Even if preliminary democratic elections are completed without fraud, some Arab countries risk lapsing back into autocracy or becoming illiberal democracies in which freedoms and human rights are repressed. Fareed Zakaria has warned that democracy can only foster freedom and growth if preceded by constitutional liberalism. Without free markets, independent legal institutions and strong infrastructure, free elections will likely lead to intolerant, illiberal democracy.
The impoverished and divided Middle Eastern landscape is ripe for illiberal democracy. In some countries like Iraq, Sunnis and Shiites teeter on the brink of civil war, and other countries remain divided by deep-seated tribal enmities. Poverty is rampant from Egypt to Yemen to even the oil-rich Gulf States, where authoritarian leaders have amplified economic inequality by exploiting national resources and delegating benefits unequally. Unsurprisingly, few Middle Eastern societies have a strong, politically viable middle class capable of leading the charge toward free-market democracy.
Egalitarian civic engagement and horizontal community power structures, considered by great political theorists from Alexis de Tocqueville to Robert Putnam to be the most important prerequisites to functional democracy, are borderline non-existent throughout much of the Middle East. Many regional communities are defined by vertical power relations, strict familial hierarchies, political patronage systems and even tribal feudalism.
Perhaps most damning to the prospects for Middle Eastern democracy is the presence of Islamism. Before the Mubarak regime had even fallen, the Muslim Brotherhood had engineered a social revolution in Egypt, filling the civic void left by a crumbling government and providing numerous social goods to local communities. In Lebanon and many other Arab states, the story is the same organized Islamist groups are fulfilling the civic duties that weak states no longer can.

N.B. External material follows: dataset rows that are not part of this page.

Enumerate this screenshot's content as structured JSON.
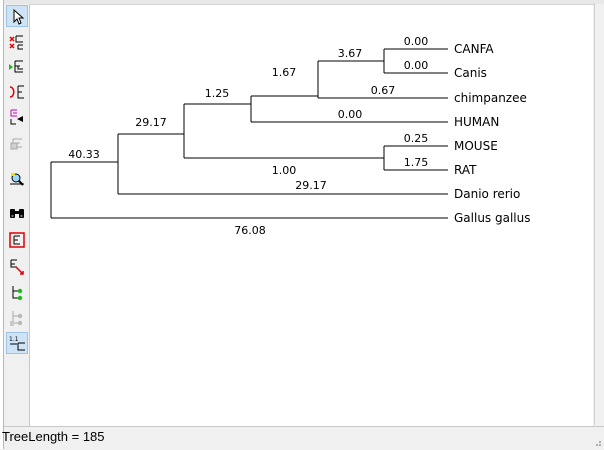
{
  "toolbar": {
    "buttons": [
      {
        "icon": "pointer-arrow-icon",
        "active": true
      },
      {
        "icon": "swap-subtrees-icon"
      },
      {
        "icon": "place-root-icon"
      },
      {
        "icon": "flip-subtree-icon"
      },
      {
        "icon": "compress-subtree-icon"
      },
      {
        "icon": "subtree-disabled-icon"
      },
      {
        "icon": "taxon-search-icon"
      },
      {
        "icon": "find-binoculars-icon"
      },
      {
        "icon": "resize-tree-icon"
      },
      {
        "icon": "edit-branch-icon"
      },
      {
        "icon": "branch-node-icon"
      },
      {
        "icon": "branch-node-disabled-icon"
      },
      {
        "icon": "branch-length-display-icon",
        "active": true
      }
    ]
  },
  "tree": {
    "taxa": [
      "CANFA",
      "Canis",
      "chimpanzee",
      "HUMAN",
      "MOUSE",
      "RAT",
      "Danio rerio",
      "Gallus gallus"
    ],
    "branch_labels": [
      "0.00",
      "0.00",
      "3.67",
      "0.67",
      "1.67",
      "0.00",
      "1.25",
      "0.25",
      "1.75",
      "1.00",
      "29.17",
      "29.17",
      "40.33",
      "76.08"
    ]
  },
  "status": {
    "text": "TreeLength = 185"
  }
}
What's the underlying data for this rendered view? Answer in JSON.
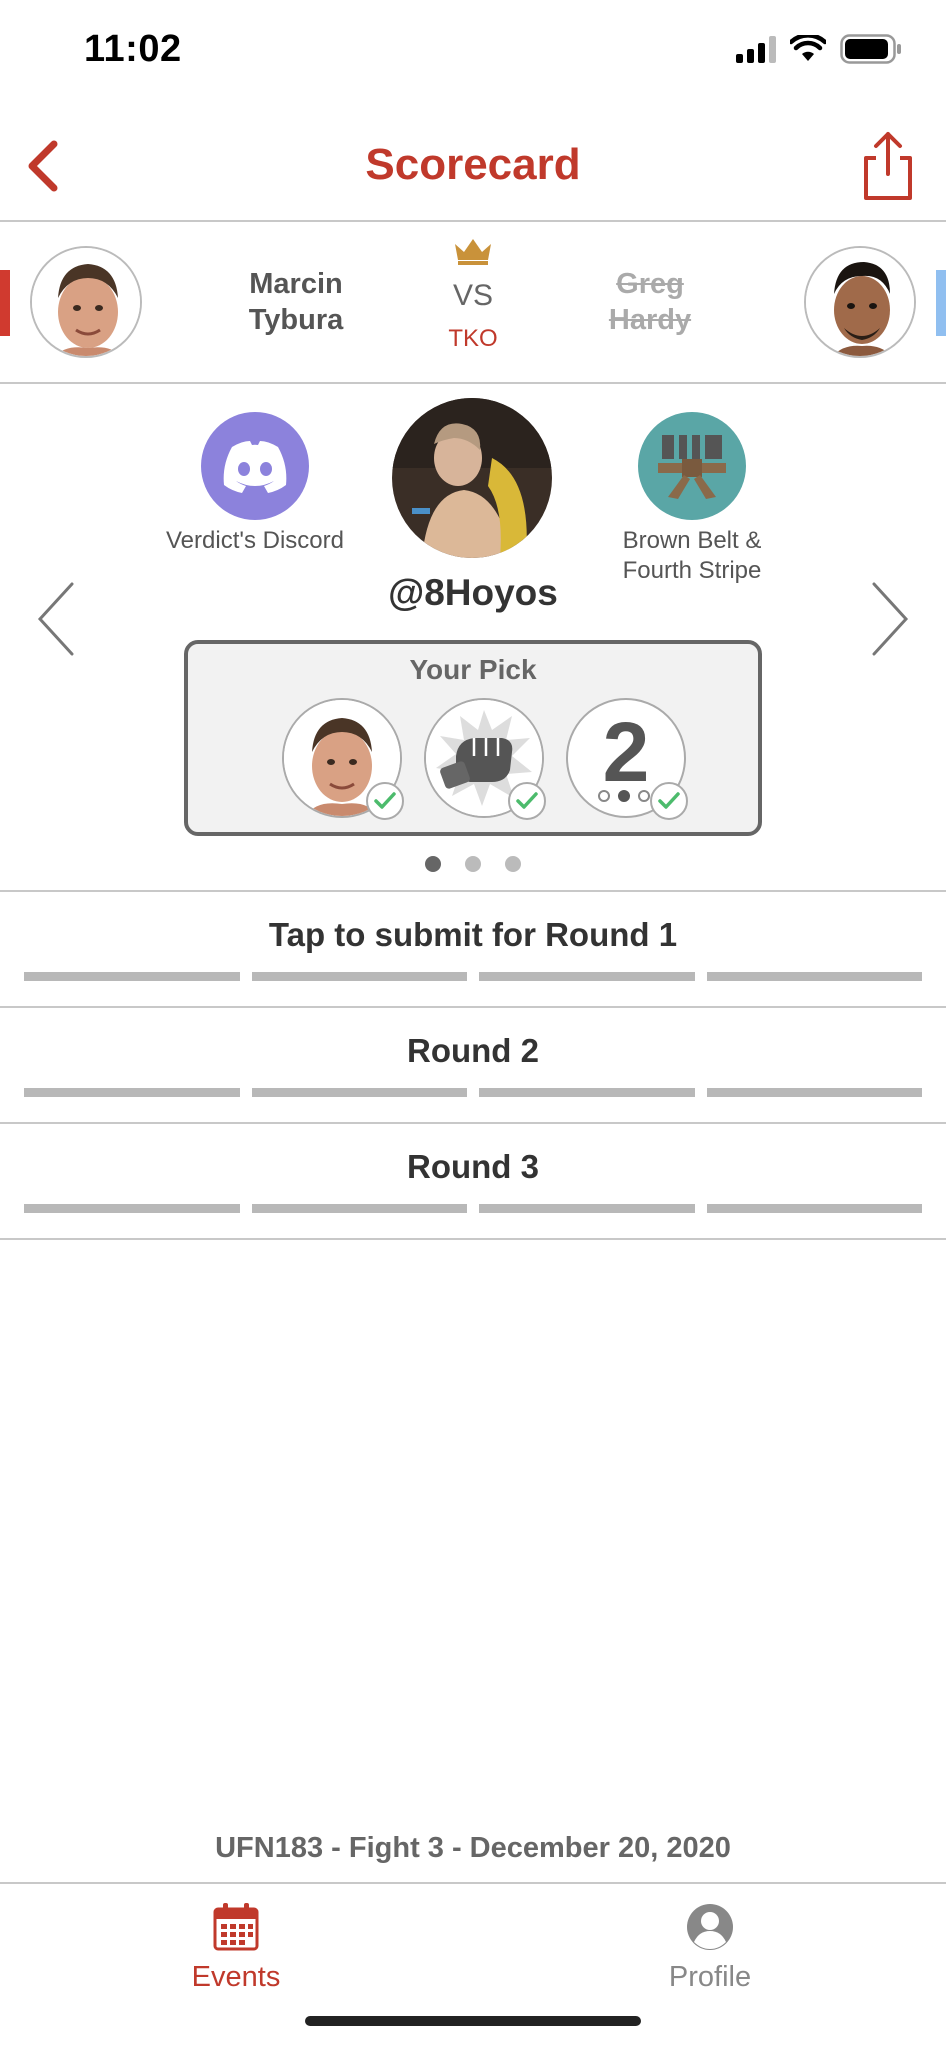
{
  "status_bar": {
    "time": "11:02"
  },
  "header": {
    "title": "Scorecard"
  },
  "fight": {
    "red_corner": {
      "first": "Marcin",
      "last": "Tybura"
    },
    "blue_corner": {
      "first": "Greg",
      "last": "Hardy"
    },
    "vs": "VS",
    "result": "TKO"
  },
  "profile": {
    "left_badge": "Verdict's Discord",
    "right_badge_line1": "Brown Belt &",
    "right_badge_line2": "Fourth Stripe",
    "username": "@8Hoyos",
    "pick_title": "Your Pick",
    "pick_round": "2"
  },
  "rounds": [
    {
      "label": "Tap to submit for Round 1"
    },
    {
      "label": "Round 2"
    },
    {
      "label": "Round 3"
    }
  ],
  "footer": {
    "event_info": "UFN183 - Fight 3 - December 20, 2020"
  },
  "tabs": {
    "events": "Events",
    "profile": "Profile"
  },
  "colors": {
    "accent": "#c0392b",
    "red_corner": "#d03a2f",
    "blue_corner": "#90bff0",
    "discord": "#8c82dc",
    "belt_bg": "#5aa6a6",
    "check": "#4cbb6c"
  }
}
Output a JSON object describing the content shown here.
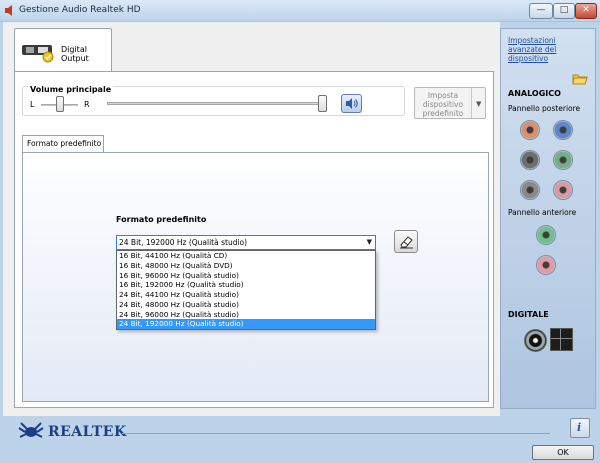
{
  "window": {
    "title": "Gestione Audio Realtek HD",
    "minimize_label": "—",
    "maximize_label": "□",
    "close_label": "✕"
  },
  "device_tab": {
    "label": "Digital Output",
    "icon": "spdif-device-icon"
  },
  "volume": {
    "title": "Volume principale",
    "left_label": "L",
    "right_label": "R",
    "balance": 0.5,
    "level": 1.0
  },
  "default_device_button": {
    "label": "Imposta\ndispositivo\npredefinito"
  },
  "format_tab": {
    "label": "Formato predefinito"
  },
  "format": {
    "title": "Formato predefinito",
    "selected": "24 Bit, 192000 Hz (Qualità studio)",
    "options": [
      "16 Bit, 44100 Hz (Qualità CD)",
      "16 Bit, 48000 Hz (Qualità DVD)",
      "16 Bit, 96000 Hz (Qualità studio)",
      "16 Bit, 192000 Hz (Qualità studio)",
      "24 Bit, 44100 Hz (Qualità studio)",
      "24 Bit, 48000 Hz (Qualità studio)",
      "24 Bit, 96000 Hz (Qualità studio)",
      "24 Bit, 192000 Hz (Qualità studio)"
    ],
    "selected_index": 7
  },
  "side_panel": {
    "advanced_link": "Impostazioni avanzate del dispositivo",
    "analog_title": "ANALOGICO",
    "rear_label": "Pannello posteriore",
    "front_label": "Pannello anteriore",
    "digital_title": "DIGITALE",
    "rear_jack_colors": [
      "#d9906a",
      "#5f86c9",
      "#6f6f6f",
      "#6fb08a",
      "#8a8a8a",
      "#d99aa3"
    ],
    "front_jack_colors": [
      "#6fc08a",
      "#e39aa5"
    ]
  },
  "footer": {
    "brand": "REALTEK",
    "info_label": "i",
    "ok_label": "OK"
  },
  "colors": {
    "link": "#1a4ea8",
    "selection": "#3399ff",
    "brand": "#1b3f86"
  }
}
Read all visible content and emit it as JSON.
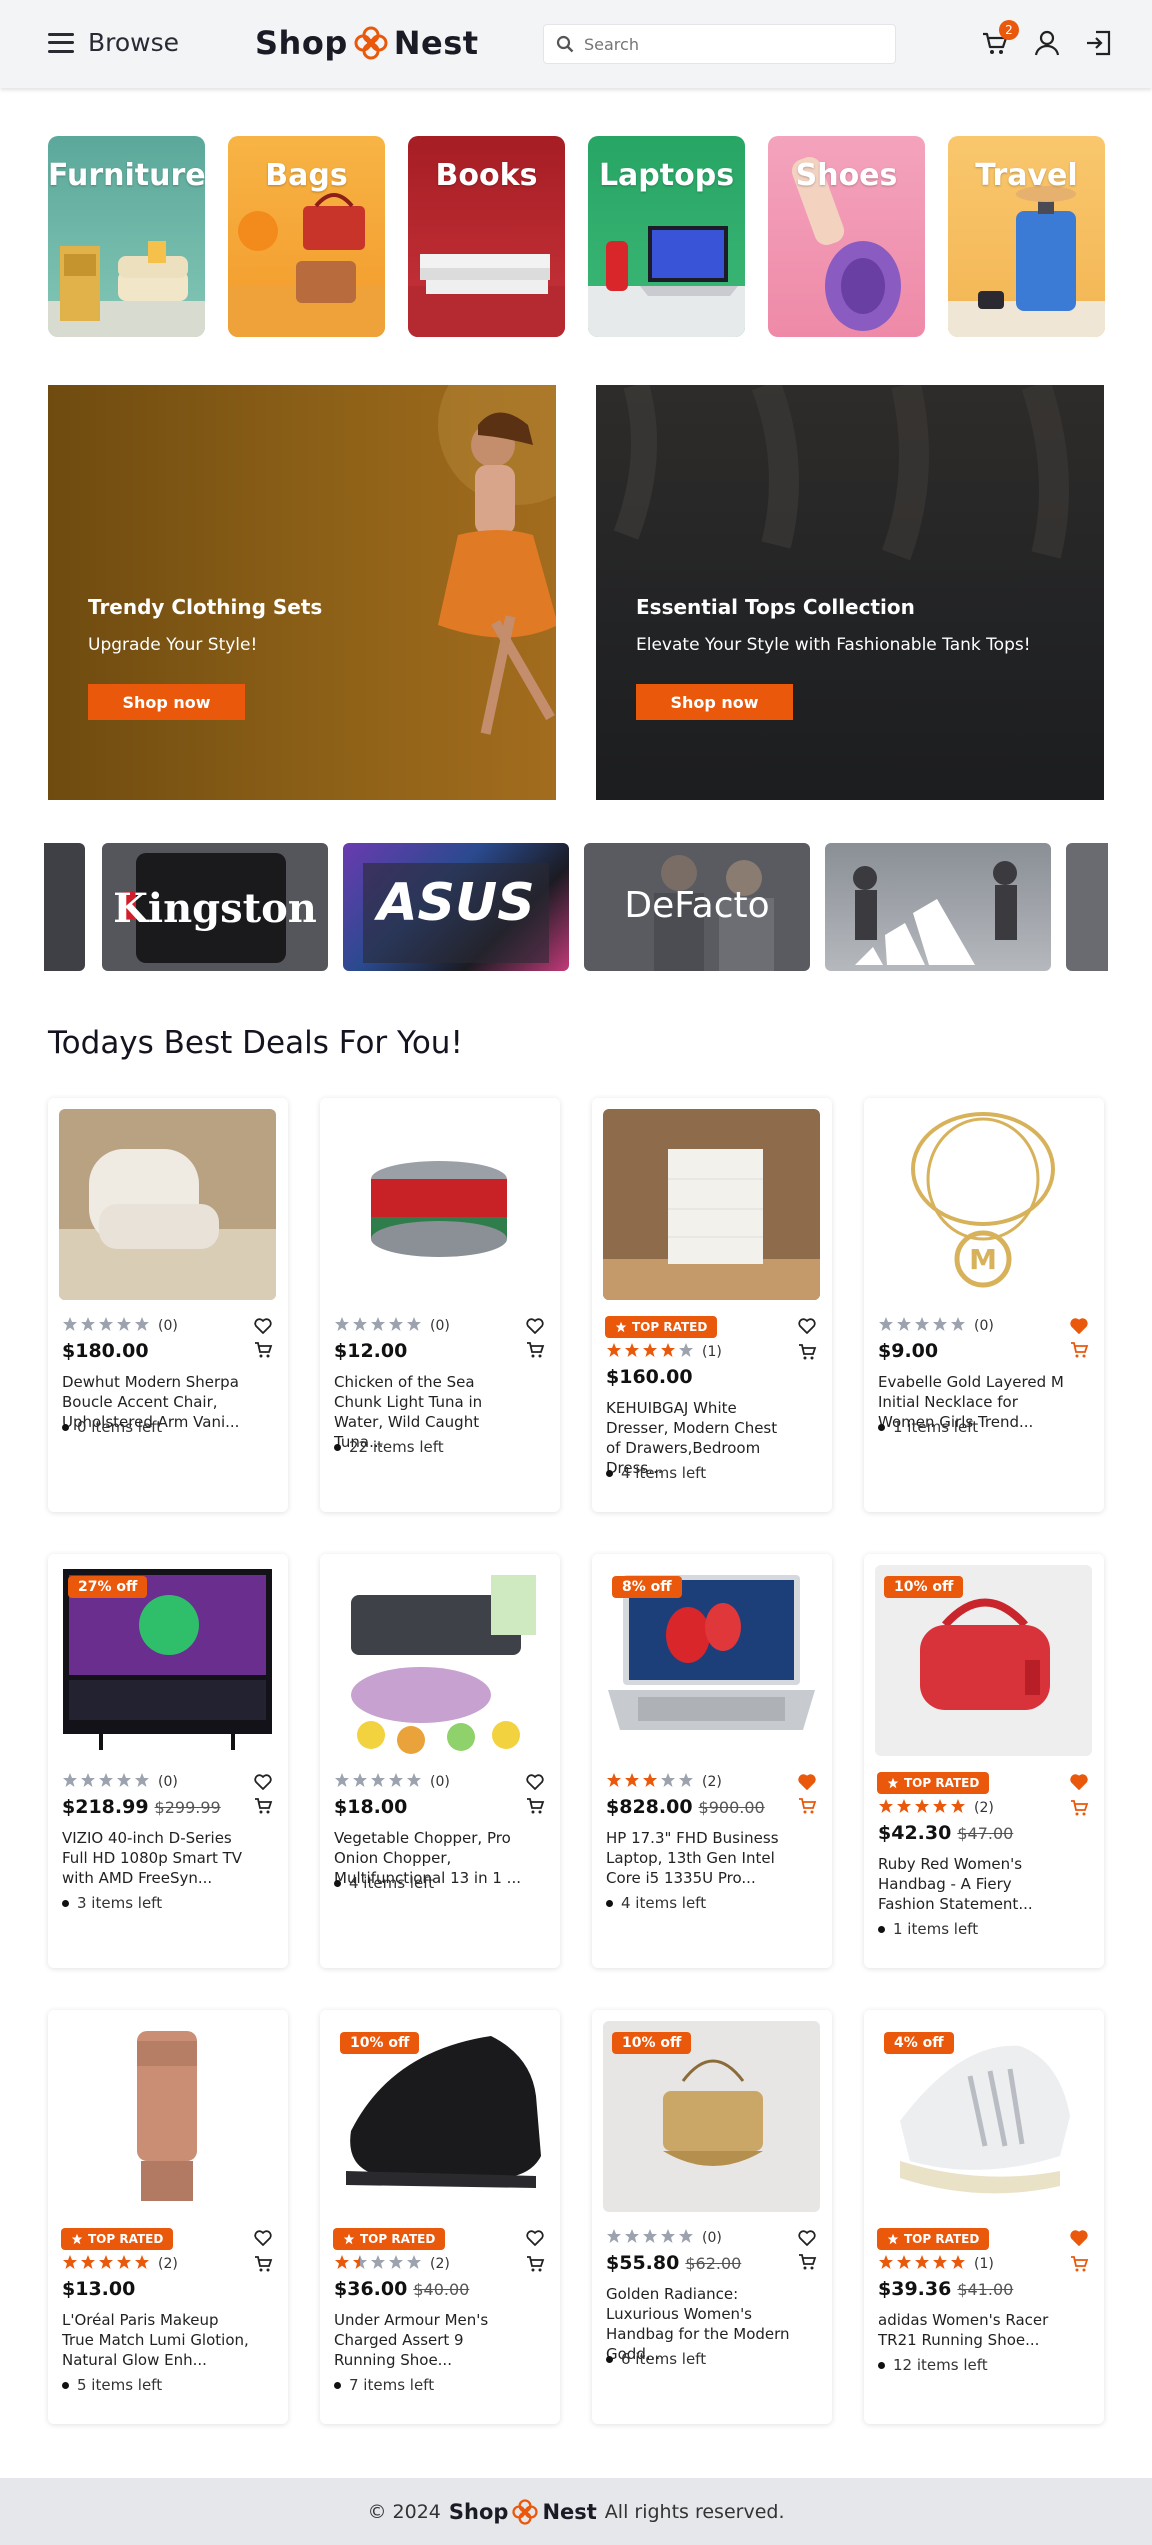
{
  "header": {
    "browse_label": "Browse",
    "logo_left": "Shop",
    "logo_right": "Nest",
    "search_placeholder": "Search",
    "cart_count": "2",
    "accent": "#ea580c"
  },
  "categories": [
    {
      "label": "Furniture",
      "bg": "#5ba89a"
    },
    {
      "label": "Bags",
      "bg": "#f5a83d"
    },
    {
      "label": "Books",
      "bg": "#b4232a"
    },
    {
      "label": "Laptops",
      "bg": "#2fa86a"
    },
    {
      "label": "Shoes",
      "bg": "#f29bb4"
    },
    {
      "label": "Travel",
      "bg": "#f7c46a"
    }
  ],
  "banners": [
    {
      "title": "Trendy Clothing Sets",
      "subtitle": "Upgrade Your Style!",
      "button": "Shop now"
    },
    {
      "title": "Essential Tops Collection",
      "subtitle": "Elevate Your Style with Fashionable Tank Tops!",
      "button": "Shop now"
    }
  ],
  "brands": [
    {
      "label": ""
    },
    {
      "label": "Kingston"
    },
    {
      "label": "ASUS"
    },
    {
      "label": "DeFacto"
    },
    {
      "label": ""
    },
    {
      "label": ""
    }
  ],
  "deals_title": "Todays Best Deals For You!",
  "top_rated_label": "TOP RATED",
  "products": [
    {
      "name": "Dewhut Modern Sherpa Boucle Accent Chair, Upholstered Arm Vani...",
      "price": "$180.00",
      "old_price": "",
      "discount": "",
      "rating": 0,
      "reviews": "(0)",
      "stock": "0 items left",
      "top_rated": false,
      "wished": false
    },
    {
      "name": "Chicken of the Sea Chunk Light Tuna in Water, Wild Caught Tuna...",
      "price": "$12.00",
      "old_price": "",
      "discount": "",
      "rating": 0,
      "reviews": "(0)",
      "stock": "22 items left",
      "top_rated": false,
      "wished": false
    },
    {
      "name": "KEHUIBGAJ White Dresser, Modern Chest of Drawers,Bedroom Dress...",
      "price": "$160.00",
      "old_price": "",
      "discount": "",
      "rating": 4,
      "reviews": "(1)",
      "stock": "4 items left",
      "top_rated": true,
      "wished": false
    },
    {
      "name": "Evabelle Gold Layered M Initial Necklace for Women Girls Trend...",
      "price": "$9.00",
      "old_price": "",
      "discount": "",
      "rating": 0,
      "reviews": "(0)",
      "stock": "1 items left",
      "top_rated": false,
      "wished": true
    },
    {
      "name": "VIZIO 40-inch D-Series Full HD 1080p Smart TV with AMD FreeSyn...",
      "price": "$218.99",
      "old_price": "$299.99",
      "discount": "27% off",
      "rating": 0,
      "reviews": "(0)",
      "stock": "3 items left",
      "top_rated": false,
      "wished": false
    },
    {
      "name": "Vegetable Chopper, Pro Onion Chopper, Multifunctional 13 in 1 ...",
      "price": "$18.00",
      "old_price": "",
      "discount": "",
      "rating": 0,
      "reviews": "(0)",
      "stock": "4 items left",
      "top_rated": false,
      "wished": false
    },
    {
      "name": "HP 17.3\" FHD Business Laptop, 13th Gen Intel Core i5 1335U Pro...",
      "price": "$828.00",
      "old_price": "$900.00",
      "discount": "8% off",
      "rating": 3,
      "reviews": "(2)",
      "stock": "4 items left",
      "top_rated": false,
      "wished": true
    },
    {
      "name": "Ruby Red Women's Handbag - A Fiery Fashion Statement...",
      "price": "$42.30",
      "old_price": "$47.00",
      "discount": "10% off",
      "rating": 5,
      "reviews": "(2)",
      "stock": "1 items left",
      "top_rated": true,
      "wished": true
    },
    {
      "name": "L'Oréal Paris Makeup True Match Lumi Glotion, Natural Glow Enh...",
      "price": "$13.00",
      "old_price": "",
      "discount": "",
      "rating": 5,
      "reviews": "(2)",
      "stock": "5 items left",
      "top_rated": true,
      "wished": false
    },
    {
      "name": "Under Armour Men's Charged Assert 9 Running Shoe...",
      "price": "$36.00",
      "old_price": "$40.00",
      "discount": "10% off",
      "rating": 1.5,
      "reviews": "(2)",
      "stock": "7 items left",
      "top_rated": true,
      "wished": false
    },
    {
      "name": "Golden Radiance: Luxurious Women's Handbag for the Modern Godd...",
      "price": "$55.80",
      "old_price": "$62.00",
      "discount": "10% off",
      "rating": 0,
      "reviews": "(0)",
      "stock": "6 items left",
      "top_rated": false,
      "wished": false
    },
    {
      "name": "adidas Women's Racer TR21 Running Shoe...",
      "price": "$39.36",
      "old_price": "$41.00",
      "discount": "4% off",
      "rating": 5,
      "reviews": "(1)",
      "stock": "12 items left",
      "top_rated": true,
      "wished": true
    }
  ],
  "footer": {
    "prefix": "© 2024",
    "logo_left": "Shop",
    "logo_right": "Nest",
    "suffix": "All rights reserved."
  }
}
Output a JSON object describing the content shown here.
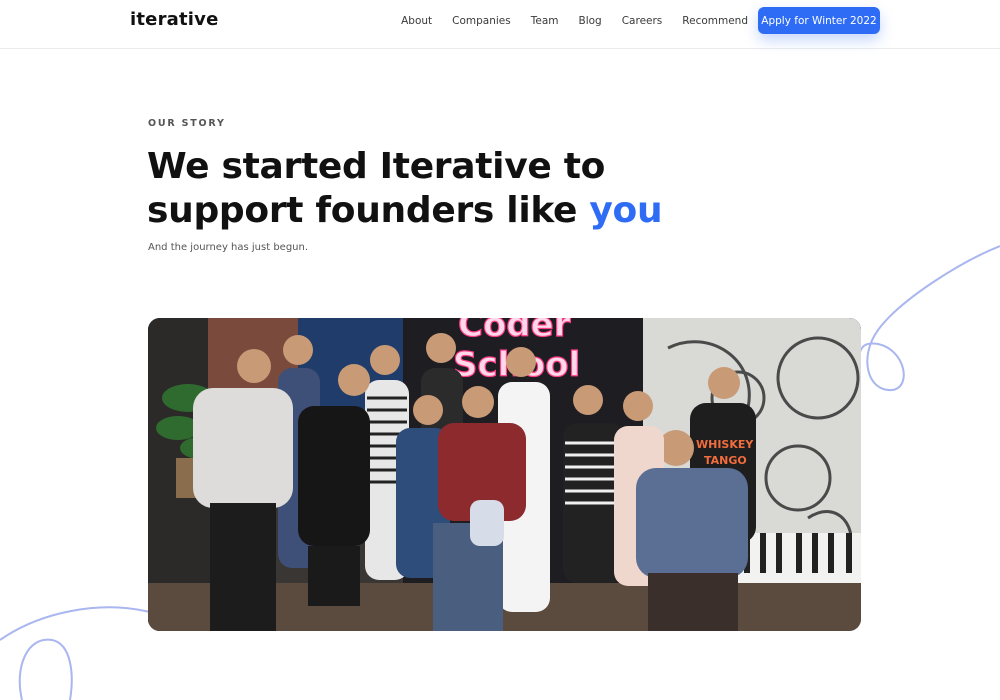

Organized fundamentalist religion often corrodes societal foundations of democracy. As Putnam concludes from his study of the Catholic Church in Italy, organized religion is an alternative to the type of egalitarian civic engagement that begets democracy. By precluding the development of cooperative communal groups and preventing the natural formation of grassroots civic engagement, Islamist movements threaten to stifle the growth of democracy at its most fundamental level. If the people do not cultivate civic communities with pro-democratic values, the government is unlikely to institute an effective democracy.
The last few centuries have made it increasingly clear that religion and political democratization don't mix. In 1979, Ayatollah Khomeini and Muslim clerics led a popular revolution in Iran that established authoritarian theocracy. While Egypt may not follow in Iran's despotic footsteps, anti-Western Islamist political movements have hardly proven to be the guarantors of moderation and individual freedom. I'm not suggesting that democracy will never flourish in Arab states. But based on historical precedent, free elections in Egypt and other post-rebellion states are more likely to produce illiberal democracies or autocracies.
But perhaps the Arab revolutionaries of this age of information are uniquely advantaged by their unprecedented youth, and the Internet may substitute for the community-wide civic engagement that is so essential to effective democracy. The Internet has democratized information. Let's see if it can do the same to the governments of the Middle East.